Maybe working with subproccesses is what you need? You can try something like:

import subprocess

subprocess.call(func1())

Answer 3

I think the problem is in the POST method, that you prescribed. Also 100 seconds sleep time too long :)

def func1():
    print("Print function executed1")
    time.sleep(10)
    print("Print function executed2")

app = Flask(__name__)

@app.route("/first")
def main():
    print("Request received1")
    func1()
    print("Request received2")
    return json.dumps({"status": True})

if __name__ == "__main__":
    app.run("0.0.0.0", 8080)

Output:

Request received1
Print function executed1
Print function executed2
Request received2

Answer 4

After receiving/executing a request for function 1, you can set/reset a global status flag/variable(e.g. flag_func_1 = True:Request Received ; False:Request Executed).

You can monitor the value of the flag_func_1 and can return {"status": True}immediately after setting flag.

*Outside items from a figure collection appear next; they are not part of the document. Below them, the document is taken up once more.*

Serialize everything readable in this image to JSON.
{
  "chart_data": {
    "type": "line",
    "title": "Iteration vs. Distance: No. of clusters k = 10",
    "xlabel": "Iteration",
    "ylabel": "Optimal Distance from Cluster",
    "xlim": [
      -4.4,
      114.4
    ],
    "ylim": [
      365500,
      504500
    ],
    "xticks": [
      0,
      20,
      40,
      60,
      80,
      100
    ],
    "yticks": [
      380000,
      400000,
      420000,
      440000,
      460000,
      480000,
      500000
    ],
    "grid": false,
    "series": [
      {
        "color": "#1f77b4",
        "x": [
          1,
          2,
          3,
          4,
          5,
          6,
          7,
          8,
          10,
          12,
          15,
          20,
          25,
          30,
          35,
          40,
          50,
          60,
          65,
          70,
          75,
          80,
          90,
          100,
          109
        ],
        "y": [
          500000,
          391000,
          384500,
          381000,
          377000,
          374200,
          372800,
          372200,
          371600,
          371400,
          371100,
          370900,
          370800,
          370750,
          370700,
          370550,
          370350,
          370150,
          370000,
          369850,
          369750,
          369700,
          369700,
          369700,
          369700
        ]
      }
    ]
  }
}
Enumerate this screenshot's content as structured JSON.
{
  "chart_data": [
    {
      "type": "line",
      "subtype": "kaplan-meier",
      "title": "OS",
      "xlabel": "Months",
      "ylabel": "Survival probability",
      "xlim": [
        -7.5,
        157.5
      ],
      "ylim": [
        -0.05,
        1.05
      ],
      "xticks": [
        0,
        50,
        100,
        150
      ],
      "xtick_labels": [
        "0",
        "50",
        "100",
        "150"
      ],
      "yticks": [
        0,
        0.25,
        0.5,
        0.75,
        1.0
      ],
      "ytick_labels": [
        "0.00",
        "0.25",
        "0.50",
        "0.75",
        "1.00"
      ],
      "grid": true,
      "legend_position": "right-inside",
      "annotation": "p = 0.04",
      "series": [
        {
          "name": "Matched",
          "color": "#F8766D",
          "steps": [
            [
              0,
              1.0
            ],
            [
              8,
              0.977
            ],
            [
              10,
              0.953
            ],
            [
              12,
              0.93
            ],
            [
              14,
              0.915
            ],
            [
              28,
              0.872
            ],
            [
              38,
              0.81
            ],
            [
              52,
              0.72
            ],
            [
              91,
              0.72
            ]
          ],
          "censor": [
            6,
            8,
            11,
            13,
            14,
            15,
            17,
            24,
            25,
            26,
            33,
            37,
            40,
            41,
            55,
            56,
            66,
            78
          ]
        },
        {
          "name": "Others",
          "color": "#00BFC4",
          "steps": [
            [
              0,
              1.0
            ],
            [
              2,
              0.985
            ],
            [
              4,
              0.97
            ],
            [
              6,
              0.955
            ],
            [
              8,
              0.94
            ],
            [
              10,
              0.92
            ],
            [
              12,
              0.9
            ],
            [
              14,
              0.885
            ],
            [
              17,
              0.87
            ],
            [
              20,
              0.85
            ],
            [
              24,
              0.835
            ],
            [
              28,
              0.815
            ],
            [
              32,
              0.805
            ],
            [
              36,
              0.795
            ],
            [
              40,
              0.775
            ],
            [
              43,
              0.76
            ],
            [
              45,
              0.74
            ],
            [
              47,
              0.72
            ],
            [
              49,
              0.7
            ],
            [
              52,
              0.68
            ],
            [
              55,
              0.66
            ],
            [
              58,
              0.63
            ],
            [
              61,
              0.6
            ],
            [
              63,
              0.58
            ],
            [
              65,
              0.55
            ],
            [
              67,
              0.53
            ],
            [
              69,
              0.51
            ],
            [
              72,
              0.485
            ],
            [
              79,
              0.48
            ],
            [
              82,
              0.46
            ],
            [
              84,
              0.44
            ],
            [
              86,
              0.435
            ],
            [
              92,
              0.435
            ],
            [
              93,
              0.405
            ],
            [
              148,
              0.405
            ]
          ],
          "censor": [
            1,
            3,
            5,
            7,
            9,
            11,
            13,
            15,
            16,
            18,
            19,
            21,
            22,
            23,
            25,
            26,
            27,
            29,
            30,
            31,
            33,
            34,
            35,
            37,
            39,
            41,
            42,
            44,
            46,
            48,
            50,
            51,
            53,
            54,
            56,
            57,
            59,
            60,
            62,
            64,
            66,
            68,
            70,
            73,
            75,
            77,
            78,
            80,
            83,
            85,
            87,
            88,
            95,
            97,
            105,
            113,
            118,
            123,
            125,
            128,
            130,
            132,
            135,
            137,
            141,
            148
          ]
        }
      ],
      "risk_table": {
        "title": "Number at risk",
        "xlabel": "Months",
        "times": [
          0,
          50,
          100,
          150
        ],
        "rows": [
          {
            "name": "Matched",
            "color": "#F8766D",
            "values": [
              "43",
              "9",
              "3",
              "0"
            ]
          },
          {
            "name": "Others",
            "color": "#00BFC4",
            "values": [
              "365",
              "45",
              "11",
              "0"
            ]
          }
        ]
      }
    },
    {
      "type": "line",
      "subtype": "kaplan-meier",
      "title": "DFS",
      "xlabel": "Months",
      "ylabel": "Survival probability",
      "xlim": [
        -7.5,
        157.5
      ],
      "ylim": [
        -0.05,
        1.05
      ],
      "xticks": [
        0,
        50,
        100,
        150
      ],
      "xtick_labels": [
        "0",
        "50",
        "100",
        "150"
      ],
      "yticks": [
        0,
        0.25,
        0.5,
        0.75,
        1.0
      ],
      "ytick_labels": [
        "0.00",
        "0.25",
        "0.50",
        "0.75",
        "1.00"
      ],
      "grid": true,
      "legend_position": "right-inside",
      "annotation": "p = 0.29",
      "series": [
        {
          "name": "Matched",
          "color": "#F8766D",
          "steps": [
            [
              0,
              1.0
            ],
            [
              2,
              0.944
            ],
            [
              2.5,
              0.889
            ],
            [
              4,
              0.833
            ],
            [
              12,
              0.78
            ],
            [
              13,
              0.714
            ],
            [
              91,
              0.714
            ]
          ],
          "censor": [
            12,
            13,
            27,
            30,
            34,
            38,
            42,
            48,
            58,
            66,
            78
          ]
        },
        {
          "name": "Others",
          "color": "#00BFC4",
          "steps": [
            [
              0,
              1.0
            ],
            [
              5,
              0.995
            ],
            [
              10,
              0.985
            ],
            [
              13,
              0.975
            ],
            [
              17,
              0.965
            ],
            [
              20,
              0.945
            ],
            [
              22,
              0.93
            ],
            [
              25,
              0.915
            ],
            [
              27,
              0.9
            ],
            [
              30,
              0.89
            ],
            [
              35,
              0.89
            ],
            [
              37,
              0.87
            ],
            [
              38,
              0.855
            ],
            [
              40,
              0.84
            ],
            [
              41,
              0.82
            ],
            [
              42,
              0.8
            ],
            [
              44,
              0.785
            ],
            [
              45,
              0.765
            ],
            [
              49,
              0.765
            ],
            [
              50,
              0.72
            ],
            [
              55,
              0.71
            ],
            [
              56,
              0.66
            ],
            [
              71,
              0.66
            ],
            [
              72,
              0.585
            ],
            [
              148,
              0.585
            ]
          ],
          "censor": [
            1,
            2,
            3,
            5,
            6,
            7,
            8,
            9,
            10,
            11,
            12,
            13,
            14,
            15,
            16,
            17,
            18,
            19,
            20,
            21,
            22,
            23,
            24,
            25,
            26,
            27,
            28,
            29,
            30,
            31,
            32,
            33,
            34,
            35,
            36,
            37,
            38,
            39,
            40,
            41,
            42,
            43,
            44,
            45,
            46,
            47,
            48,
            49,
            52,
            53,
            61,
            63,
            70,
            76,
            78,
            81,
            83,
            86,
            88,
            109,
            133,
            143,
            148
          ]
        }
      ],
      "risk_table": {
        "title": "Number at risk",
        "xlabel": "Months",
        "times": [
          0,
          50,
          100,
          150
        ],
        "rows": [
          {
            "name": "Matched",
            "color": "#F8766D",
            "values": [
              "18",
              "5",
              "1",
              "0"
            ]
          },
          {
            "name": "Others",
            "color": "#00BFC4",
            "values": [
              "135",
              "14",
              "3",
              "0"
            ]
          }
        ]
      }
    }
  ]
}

Ex: inside main function you can do something like :

if(flag_func_1 == True):
  func_1()
  flag_func1 = False

Answer 5

Warning, this is not a robust solution. You should look into distributed queues to persist these requests (for example: RabbitMQ, Kafka, Redis)

That being said... You can use a thread to start the function.

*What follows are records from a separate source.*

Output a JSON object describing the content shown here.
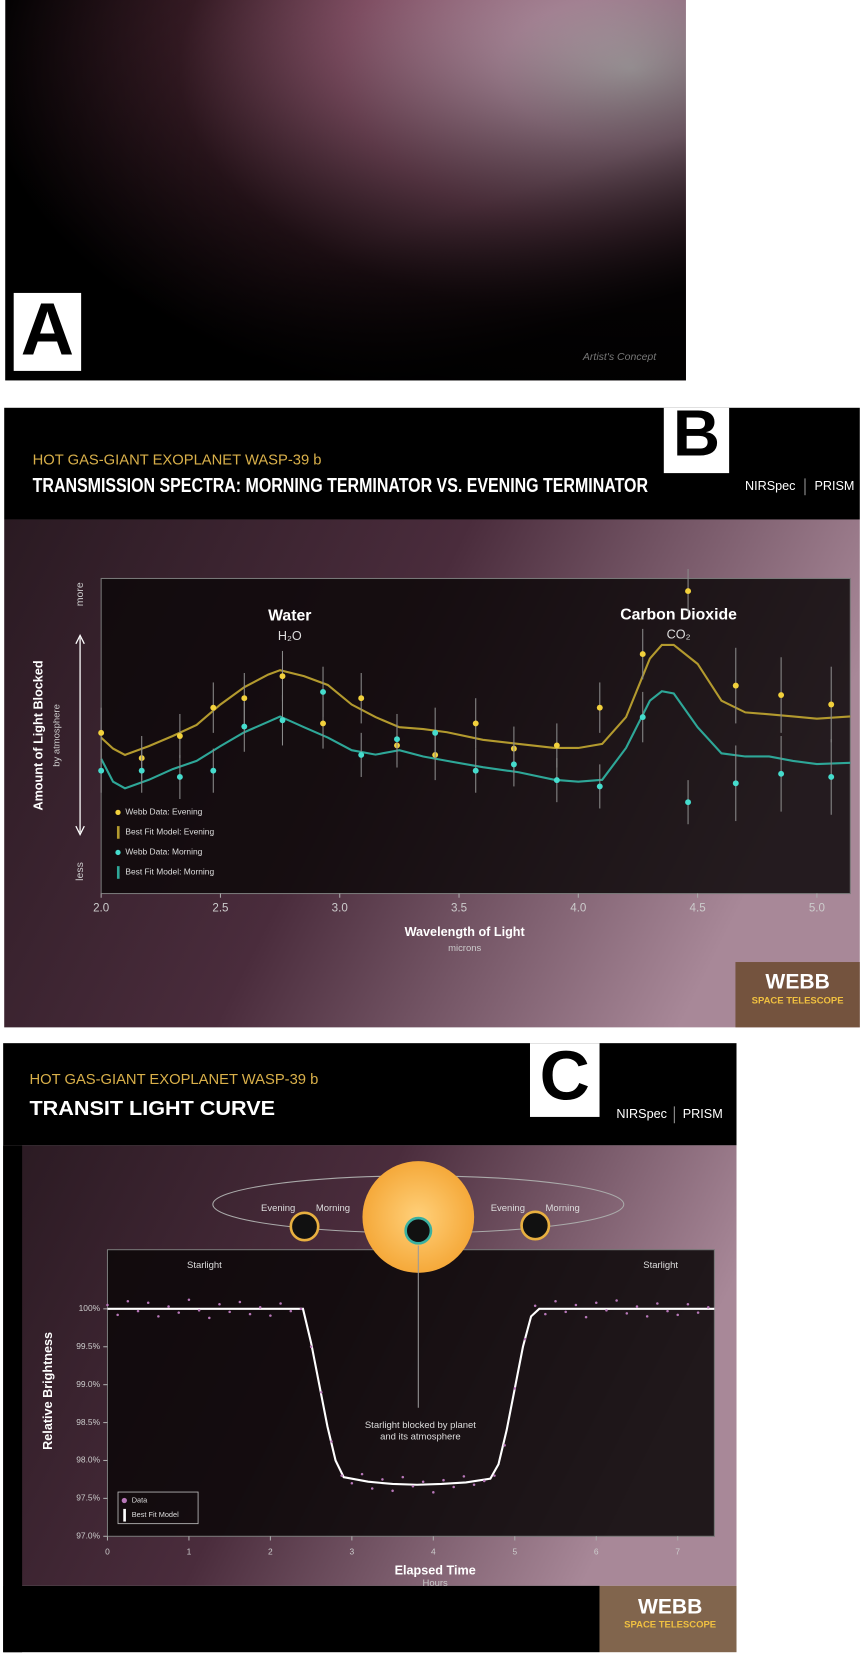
{
  "panel_a": {
    "label": "A",
    "caption": "Artist's Concept"
  },
  "chart_data": [
    {
      "type": "scatter",
      "panel_label": "B",
      "subtitle": "HOT GAS-GIANT EXOPLANET WASP-39 b",
      "title": "TRANSMISSION SPECTRA: MORNING TERMINATOR VS. EVENING TERMINATOR",
      "instrument": "NIRSpec",
      "mode": "PRISM",
      "logo": {
        "name": "WEBB",
        "tagline": "SPACE TELESCOPE"
      },
      "x_label": "Wavelength of Light",
      "x_unit": "microns",
      "y_label": "Amount of Light Blocked",
      "y_unit": "by atmosphere",
      "annotations": [
        {
          "text": "Water",
          "formula": "H₂O"
        },
        {
          "text": "Carbon Dioxide",
          "formula": "CO₂"
        }
      ],
      "xlim": [
        2.0,
        5.14
      ],
      "xticks": [
        {
          "value": 2,
          "label": "2.0"
        },
        2.5,
        {
          "value": 3,
          "label": "3.0"
        },
        3.5,
        {
          "value": 4,
          "label": "4.0"
        },
        4.5,
        {
          "value": 5,
          "label": "5.0"
        }
      ],
      "ylim": [
        0,
        1
      ],
      "yticks": [
        {
          "value": 0.07,
          "label": "less"
        },
        {
          "value": 0.95,
          "label": "more"
        }
      ],
      "legend": "lower left",
      "series": [
        {
          "name": "Webb Data: Evening",
          "mark": "point",
          "color": "#f2d13c",
          "x": [
            2.0,
            2.17,
            2.33,
            2.47,
            2.6,
            2.76,
            2.93,
            3.09,
            3.24,
            3.4,
            3.57,
            3.73,
            3.91,
            4.09,
            4.27,
            4.46,
            4.66,
            4.85,
            5.06
          ],
          "values": [
            0.51,
            0.43,
            0.5,
            0.59,
            0.62,
            0.69,
            0.54,
            0.62,
            0.47,
            0.44,
            0.54,
            0.46,
            0.47,
            0.59,
            0.76,
            0.96,
            0.66,
            0.63,
            0.6
          ],
          "errors": [
            0.08,
            0.07,
            0.07,
            0.08,
            0.08,
            0.08,
            0.08,
            0.08,
            0.07,
            0.08,
            0.08,
            0.07,
            0.07,
            0.08,
            0.08,
            0.07,
            0.12,
            0.12,
            0.12
          ]
        },
        {
          "name": "Best Fit Model: Evening",
          "mark": "line",
          "color": "#b39a2e",
          "x": [
            2.0,
            2.05,
            2.1,
            2.2,
            2.3,
            2.4,
            2.5,
            2.6,
            2.7,
            2.75,
            2.85,
            2.95,
            3.05,
            3.15,
            3.25,
            3.35,
            3.45,
            3.6,
            3.75,
            3.9,
            4.0,
            4.1,
            4.2,
            4.3,
            4.35,
            4.4,
            4.5,
            4.6,
            4.7,
            4.8,
            4.9,
            5.0,
            5.14
          ],
          "values": [
            0.495,
            0.46,
            0.44,
            0.468,
            0.5,
            0.535,
            0.6,
            0.655,
            0.695,
            0.709,
            0.69,
            0.662,
            0.6,
            0.56,
            0.528,
            0.522,
            0.512,
            0.488,
            0.475,
            0.462,
            0.462,
            0.475,
            0.56,
            0.746,
            0.789,
            0.789,
            0.729,
            0.612,
            0.575,
            0.569,
            0.562,
            0.555,
            0.562
          ]
        },
        {
          "name": "Webb Data: Morning",
          "mark": "point",
          "color": "#45dccd",
          "x": [
            2.0,
            2.17,
            2.33,
            2.47,
            2.6,
            2.76,
            2.93,
            3.09,
            3.24,
            3.4,
            3.57,
            3.73,
            3.91,
            4.09,
            4.27,
            4.46,
            4.66,
            4.85,
            5.06
          ],
          "values": [
            0.39,
            0.39,
            0.37,
            0.39,
            0.53,
            0.55,
            0.64,
            0.44,
            0.49,
            0.51,
            0.39,
            0.41,
            0.36,
            0.34,
            0.56,
            0.29,
            0.35,
            0.38,
            0.37
          ],
          "errors": [
            0.07,
            0.07,
            0.07,
            0.07,
            0.08,
            0.08,
            0.08,
            0.07,
            0.08,
            0.08,
            0.07,
            0.07,
            0.07,
            0.07,
            0.08,
            0.07,
            0.12,
            0.12,
            0.12
          ]
        },
        {
          "name": "Best Fit Model: Morning",
          "mark": "line",
          "color": "#2ea798",
          "x": [
            2.0,
            2.05,
            2.1,
            2.2,
            2.3,
            2.4,
            2.5,
            2.6,
            2.7,
            2.75,
            2.85,
            2.95,
            3.05,
            3.15,
            3.25,
            3.35,
            3.45,
            3.6,
            3.75,
            3.9,
            4.0,
            4.1,
            4.2,
            4.3,
            4.35,
            4.4,
            4.5,
            4.6,
            4.7,
            4.8,
            4.9,
            5.0,
            5.14
          ],
          "values": [
            0.428,
            0.355,
            0.334,
            0.361,
            0.395,
            0.421,
            0.468,
            0.512,
            0.545,
            0.562,
            0.528,
            0.495,
            0.455,
            0.441,
            0.455,
            0.435,
            0.421,
            0.401,
            0.385,
            0.361,
            0.355,
            0.361,
            0.462,
            0.612,
            0.642,
            0.635,
            0.528,
            0.445,
            0.435,
            0.435,
            0.421,
            0.411,
            0.415
          ]
        }
      ]
    },
    {
      "type": "scatter",
      "panel_label": "C",
      "subtitle": "HOT GAS-GIANT EXOPLANET WASP-39 b",
      "title": "TRANSIT LIGHT CURVE",
      "instrument": "NIRSpec",
      "mode": "PRISM",
      "logo": {
        "name": "WEBB",
        "tagline": "SPACE TELESCOPE"
      },
      "x_label": "Elapsed Time",
      "x_unit": "Hours",
      "y_label": "Relative Brightness",
      "annotations": [
        "Starlight",
        "Starlight",
        "Starlight blocked by planet",
        "and its atmosphere",
        "Evening",
        "Morning",
        "Evening",
        "Morning"
      ],
      "xlim": [
        0,
        7.45
      ],
      "xticks": [
        0,
        1,
        2,
        3,
        4,
        5,
        6,
        7
      ],
      "ylim": [
        97.0,
        100.78
      ],
      "yticks": [
        {
          "value": 100,
          "label": "100%"
        },
        {
          "value": 99.5,
          "label": "99.5%"
        },
        {
          "value": 99,
          "label": "99.0%"
        },
        {
          "value": 98.5,
          "label": "98.5%"
        },
        {
          "value": 98,
          "label": "98.0%"
        },
        {
          "value": 97.5,
          "label": "97.5%"
        },
        {
          "value": 97,
          "label": "97.0%"
        }
      ],
      "legend": "lower left",
      "series": [
        {
          "name": "Data",
          "mark": "point",
          "color": "#b777b8",
          "x": [
            0,
            0.125,
            0.25,
            0.375,
            0.5,
            0.625,
            0.75,
            0.875,
            1.0,
            1.125,
            1.25,
            1.375,
            1.5,
            1.625,
            1.75,
            1.875,
            2.0,
            2.125,
            2.25,
            2.375,
            2.5,
            2.625,
            2.75,
            2.875,
            3.0,
            3.125,
            3.25,
            3.375,
            3.5,
            3.625,
            3.75,
            3.875,
            4.0,
            4.125,
            4.25,
            4.375,
            4.5,
            4.625,
            4.75,
            4.875,
            5.0,
            5.125,
            5.25,
            5.375,
            5.5,
            5.625,
            5.75,
            5.875,
            6.0,
            6.125,
            6.25,
            6.375,
            6.5,
            6.625,
            6.75,
            6.875,
            7.0,
            7.125,
            7.25,
            7.375
          ],
          "values": [
            100.05,
            99.92,
            100.1,
            99.97,
            100.08,
            99.9,
            100.03,
            99.95,
            100.12,
            99.98,
            99.88,
            100.06,
            99.96,
            100.09,
            99.93,
            100.02,
            99.91,
            100.07,
            99.97,
            100.0,
            99.5,
            98.9,
            98.25,
            97.8,
            97.7,
            97.82,
            97.63,
            97.75,
            97.6,
            97.78,
            97.66,
            97.72,
            97.58,
            97.74,
            97.65,
            97.79,
            97.68,
            97.73,
            97.8,
            98.2,
            98.95,
            99.6,
            100.04,
            99.93,
            100.1,
            99.96,
            100.05,
            99.89,
            100.08,
            99.98,
            100.11,
            99.94,
            100.03,
            99.9,
            100.07,
            99.97,
            99.92,
            100.06,
            99.95,
            100.02
          ]
        },
        {
          "name": "Best Fit Model",
          "mark": "line",
          "color": "#ffffff",
          "x": [
            0,
            2.4,
            2.5,
            2.6,
            2.7,
            2.8,
            2.9,
            3.2,
            3.5,
            3.8,
            4.1,
            4.4,
            4.7,
            4.8,
            4.9,
            5.0,
            5.1,
            5.2,
            5.3,
            7.45
          ],
          "values": [
            100,
            100,
            99.55,
            99.0,
            98.45,
            98.0,
            97.78,
            97.72,
            97.69,
            97.68,
            97.69,
            97.71,
            97.76,
            97.95,
            98.4,
            98.95,
            99.5,
            99.9,
            100,
            100
          ]
        }
      ]
    }
  ]
}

from threading import Thread

@app.route("/first", methods=["GET"])
def main():
    print("Request received")
    Thread(target=func1, args=()).start()
    return json.dumps({"status": True})

Answer 6

If you need flask to return a response before starting your func1(), you should checkout this answer which provides a details about necessary workings of flask.

Otherwise, you can use threading or multiprocessing:

from threading import Thread
from multiprocessing import Process #and multiprocessing queue if you use this
import queue #for passing messages between main and func1

message_queue = queue.Queue()
@app.route("/first", methods=["GET"])
def main():
    print("Request received")
    func_thread = Thread(target=func1, args=(), daemon=True).start() #daemon if it needs to die with main program, otherwise daemon=False
    #or func_process = Process(...) #in case

    return json.dumps({"status": True})

def func1():
    ...
    print("func 1 ")
    message_queue.put(...) #if you need to pass something
    message_queue.get(...) #to get something like stopping signal
    return

Answer 7

I think the simplest way to do what you're asking is to use the library, multiprocessing.

def run_together(*functions):
    processes = []
    for function in functions:
        process = Process(target=function)
        process.start()
        processes.append(process)
    for process in processes:
        process.join()

@app.route("/first", methods=["POST"])
def main():
    print("Request received")

    return run_together(func1, func2)

def func1():
    time.sleep(100)
    print("Print function executed")

def func2():
    return json.dumps({"status": True})

I wrote a rough code, I haven't tested it yet. But I hope it helps, cheerio!